ORWELL — The Grand Valley branch of the National Honor Society has taken an active approach on volunteering in the community this year. The students in the National Honor Society have spent a majority of the fall season planning and organizing for a Red Cross-sponsored blood drive that was held at the high school. The National Honor Society was founded upon the basis of five pillars: leadership, scholarship, citizenship, character and service. To honor the pillar of service, Grand Valley High School National Honor Society members organize a variety of service projects that benefit the community. The students do a major project in the fall, as well as one in the spring. The fall service project was decided to be a blood drive held at the high school. The blood drive was open to all eligible students, teachers and community members that were willing to donate their blood to the Red Cross.
The members of NHS set to work on the blood drive early in September. They had various tasks to complete before the blood drive could take place. The National Honor Society adviser, Carrie Brumit, devoted a large amount of her time to coordinating with workers and volunteers of the Red Cross. The members of NHS also set a goal of collecting at least 35 of blood for the Red Cross.
The students spent many hours after school planning, making advertisement signs and making decorations for the blood drive. The NHS members decided that they wanted a theme to go with the blood drive. They chose a Halloween theme. All of their advertising posters had vampires on them and read “We Want Your Blood!” They also bought and made many decorations to go with their theme, and decided to all dress as vampires as well! It was hard work, but they found the endeavor to be worthwhile in the end.

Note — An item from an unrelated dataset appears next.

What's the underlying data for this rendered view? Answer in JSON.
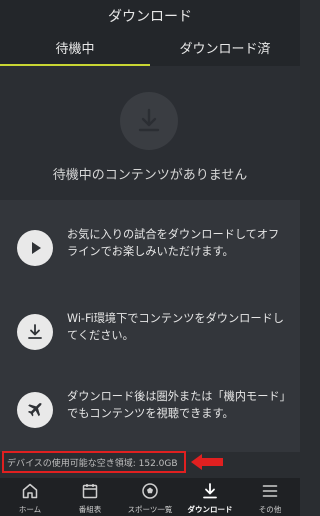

“The members stayed after school to organize everything, said Miranda Ritter, senior NHS member. “We came up with our theme and made posters and flyers to post around the school. We also worked to organize the event, and it ended up being a huge success.”
During the weeks of hard work and preparations, the National Honor Society gathered a list of students who wanted to donate their blood. To donate, a person must be at least 16 years of age and meet the standard weight minimum associated with their height. The eligible students were allowed to sign up during the lunch period at school. The results were outstanding — more than 60 students signed up to donate.

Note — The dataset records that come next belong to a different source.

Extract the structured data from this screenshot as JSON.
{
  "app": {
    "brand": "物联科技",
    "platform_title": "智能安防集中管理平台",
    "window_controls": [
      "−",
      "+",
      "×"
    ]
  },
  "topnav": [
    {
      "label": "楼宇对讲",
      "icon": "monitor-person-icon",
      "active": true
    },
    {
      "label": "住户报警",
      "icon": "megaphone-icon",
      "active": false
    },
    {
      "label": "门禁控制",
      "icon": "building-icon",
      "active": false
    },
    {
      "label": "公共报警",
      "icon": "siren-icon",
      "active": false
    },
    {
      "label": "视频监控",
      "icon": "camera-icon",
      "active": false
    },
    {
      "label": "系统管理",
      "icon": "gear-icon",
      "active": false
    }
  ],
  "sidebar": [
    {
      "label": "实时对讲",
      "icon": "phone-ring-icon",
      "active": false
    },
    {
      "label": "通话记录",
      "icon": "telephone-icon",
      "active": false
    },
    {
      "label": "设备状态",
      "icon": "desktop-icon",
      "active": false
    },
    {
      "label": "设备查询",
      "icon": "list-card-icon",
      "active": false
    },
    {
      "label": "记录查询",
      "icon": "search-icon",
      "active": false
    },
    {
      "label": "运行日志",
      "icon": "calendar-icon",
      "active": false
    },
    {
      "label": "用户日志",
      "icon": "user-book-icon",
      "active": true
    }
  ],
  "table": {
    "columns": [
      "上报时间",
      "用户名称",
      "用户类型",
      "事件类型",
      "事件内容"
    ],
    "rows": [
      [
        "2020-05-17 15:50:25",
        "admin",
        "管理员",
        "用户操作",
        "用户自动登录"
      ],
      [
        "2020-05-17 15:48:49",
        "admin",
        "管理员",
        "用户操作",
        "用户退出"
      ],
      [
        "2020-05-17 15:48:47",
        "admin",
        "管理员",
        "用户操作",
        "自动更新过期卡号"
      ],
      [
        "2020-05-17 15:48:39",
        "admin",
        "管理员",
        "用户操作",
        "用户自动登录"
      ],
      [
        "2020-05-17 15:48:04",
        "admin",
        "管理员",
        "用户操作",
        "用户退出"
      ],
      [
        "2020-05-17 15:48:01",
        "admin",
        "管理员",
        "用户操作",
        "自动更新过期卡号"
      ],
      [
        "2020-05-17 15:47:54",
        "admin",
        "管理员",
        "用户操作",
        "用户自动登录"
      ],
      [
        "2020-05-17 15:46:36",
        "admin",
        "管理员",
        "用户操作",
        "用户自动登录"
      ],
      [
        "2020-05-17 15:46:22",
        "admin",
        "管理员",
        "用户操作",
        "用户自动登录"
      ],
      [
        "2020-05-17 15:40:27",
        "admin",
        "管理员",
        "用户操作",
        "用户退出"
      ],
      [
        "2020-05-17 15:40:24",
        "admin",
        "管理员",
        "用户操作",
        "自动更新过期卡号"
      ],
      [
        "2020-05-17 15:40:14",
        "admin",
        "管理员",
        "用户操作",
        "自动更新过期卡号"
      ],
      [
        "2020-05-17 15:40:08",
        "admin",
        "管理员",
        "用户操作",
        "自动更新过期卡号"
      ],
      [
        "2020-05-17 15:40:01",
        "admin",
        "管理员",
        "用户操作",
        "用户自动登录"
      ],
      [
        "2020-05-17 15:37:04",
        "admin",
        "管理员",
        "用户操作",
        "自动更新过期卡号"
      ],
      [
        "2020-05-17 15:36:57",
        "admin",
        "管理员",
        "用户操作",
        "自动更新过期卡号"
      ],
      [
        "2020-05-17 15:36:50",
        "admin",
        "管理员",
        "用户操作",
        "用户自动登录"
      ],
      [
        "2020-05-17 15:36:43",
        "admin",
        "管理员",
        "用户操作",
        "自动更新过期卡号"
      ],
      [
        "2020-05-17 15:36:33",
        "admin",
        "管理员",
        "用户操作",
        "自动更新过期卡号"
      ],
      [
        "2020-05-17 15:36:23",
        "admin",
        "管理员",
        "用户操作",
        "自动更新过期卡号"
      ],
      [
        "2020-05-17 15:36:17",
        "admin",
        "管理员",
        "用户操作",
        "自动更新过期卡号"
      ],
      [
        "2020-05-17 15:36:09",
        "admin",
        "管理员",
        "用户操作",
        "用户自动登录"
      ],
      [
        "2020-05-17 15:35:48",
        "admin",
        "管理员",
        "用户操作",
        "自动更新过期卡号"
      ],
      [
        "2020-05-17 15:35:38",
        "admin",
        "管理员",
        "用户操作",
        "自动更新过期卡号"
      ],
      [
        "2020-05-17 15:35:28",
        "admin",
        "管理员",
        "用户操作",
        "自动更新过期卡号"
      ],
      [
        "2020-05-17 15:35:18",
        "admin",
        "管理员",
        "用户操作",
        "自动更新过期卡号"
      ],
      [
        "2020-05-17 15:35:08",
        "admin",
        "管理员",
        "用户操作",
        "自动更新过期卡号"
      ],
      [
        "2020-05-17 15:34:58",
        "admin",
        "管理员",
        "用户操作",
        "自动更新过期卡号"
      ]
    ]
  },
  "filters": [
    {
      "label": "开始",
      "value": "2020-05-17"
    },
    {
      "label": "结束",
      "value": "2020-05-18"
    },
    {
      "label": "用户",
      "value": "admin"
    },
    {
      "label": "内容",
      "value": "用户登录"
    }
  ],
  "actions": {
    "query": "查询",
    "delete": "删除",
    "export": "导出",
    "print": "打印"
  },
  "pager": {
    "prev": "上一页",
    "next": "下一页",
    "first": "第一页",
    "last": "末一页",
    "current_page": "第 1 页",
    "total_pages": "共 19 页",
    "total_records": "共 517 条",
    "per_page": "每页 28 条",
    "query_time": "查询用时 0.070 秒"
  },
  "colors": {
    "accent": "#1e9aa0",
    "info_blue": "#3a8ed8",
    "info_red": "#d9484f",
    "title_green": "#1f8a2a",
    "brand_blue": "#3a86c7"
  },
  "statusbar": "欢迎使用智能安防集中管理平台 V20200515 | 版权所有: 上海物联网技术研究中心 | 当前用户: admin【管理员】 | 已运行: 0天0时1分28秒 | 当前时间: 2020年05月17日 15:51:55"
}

After all the posters and prep work were done, the blood drive finally took place on Oct. 5. The members of the National Honor Society arrived at the school at 6 a.m. to help the Red Cross workers set up. After a few hours of hard work, the blood drive was ready to go.

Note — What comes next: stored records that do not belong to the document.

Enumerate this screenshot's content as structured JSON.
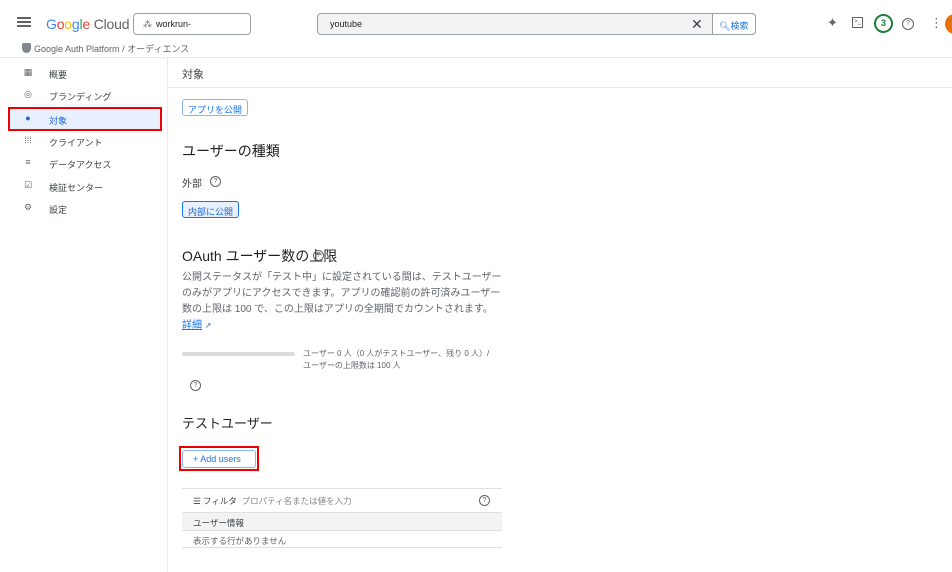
{
  "header": {
    "logo": "Google Cloud",
    "project": "workrun-",
    "search_value": "youtube",
    "search_button": "検索",
    "notification_count": "3"
  },
  "breadcrumb": {
    "platform": "Google Auth Platform",
    "separator": "/",
    "page": "オーディエンス"
  },
  "sidebar": {
    "items": [
      {
        "label": "概要",
        "icon": "dashboard-icon"
      },
      {
        "label": "ブランディング",
        "icon": "palette-icon"
      },
      {
        "label": "対象",
        "icon": "account-circle-icon",
        "selected": true
      },
      {
        "label": "クライアント",
        "icon": "grid-icon"
      },
      {
        "label": "データアクセス",
        "icon": "data-settings-icon"
      },
      {
        "label": "検証センター",
        "icon": "verify-icon"
      },
      {
        "label": "設定",
        "icon": "gear-icon"
      }
    ]
  },
  "main": {
    "title": "対象",
    "publish_button": "アプリを公開",
    "user_type_heading": "ユーザーの種類",
    "user_type_value": "外部",
    "make_internal_button": "内部に公開",
    "oauth_heading": "OAuth ユーザー数の上限",
    "oauth_description": "公開ステータスが「テスト中」に設定されている間は、テストユーザーのみがアプリにアクセスできます。アプリの確認前の許可済みユーザー数の上限は 100 で、この上限はアプリの全期間でカウントされます。",
    "learn_more": "詳細",
    "usage_progress": 0,
    "usage_text": "ユーザー 0 人（0 人がテストユーザー、残り 0 人）/ ユーザーの上限数は 100 人",
    "test_users_heading": "テストユーザー",
    "add_users_button": "+ Add users",
    "filter_label": "フィルタ",
    "filter_placeholder": "プロパティ名または値を入力",
    "table_header": "ユーザー情報",
    "empty_message": "表示する行がありません"
  },
  "colors": {
    "accent": "#1a73e8",
    "highlight": "#e00000",
    "selected_bg": "#e8f0fe"
  }
}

The blood drive was held in the Grand Valley High School gymnasium starting at 8 a.m. and ending at 2 p.m. The NHS members helped run the drive smoothly. All of the students who had volunteered came down at their scheduled time and were run through a variety of tests before they could donate. Not all of the students could donate, but those who could were excited. “I was happy that I was able to contribute,” said senior Chelsea Fernandez. “It was well worth an hour of my time. I feel great that I could help those in need.” Junior Matt Miller shares similar sentiments. “After I donated blood, I was happy to know that I helped someone in need,” he said. “The blood drive was important because it means people helping other people; it means the community coming together to support those who need blood. I’m happy I could give others the opportunity that I have, that I could give someone another chance.”
After all the donations were complete, the National Honor Society helped the Red Cross put the gym back into order. In the end, the blood drive collected 41 pints of blood, well over the NHS goal. The students were ecstatic with the results. Senior Matt Chernesky said, “I felt like I really helped a great cause and I hope my contribution can help save a life.” Grand Valley National Honor Society will be hosting another blood drive in mid-April next year.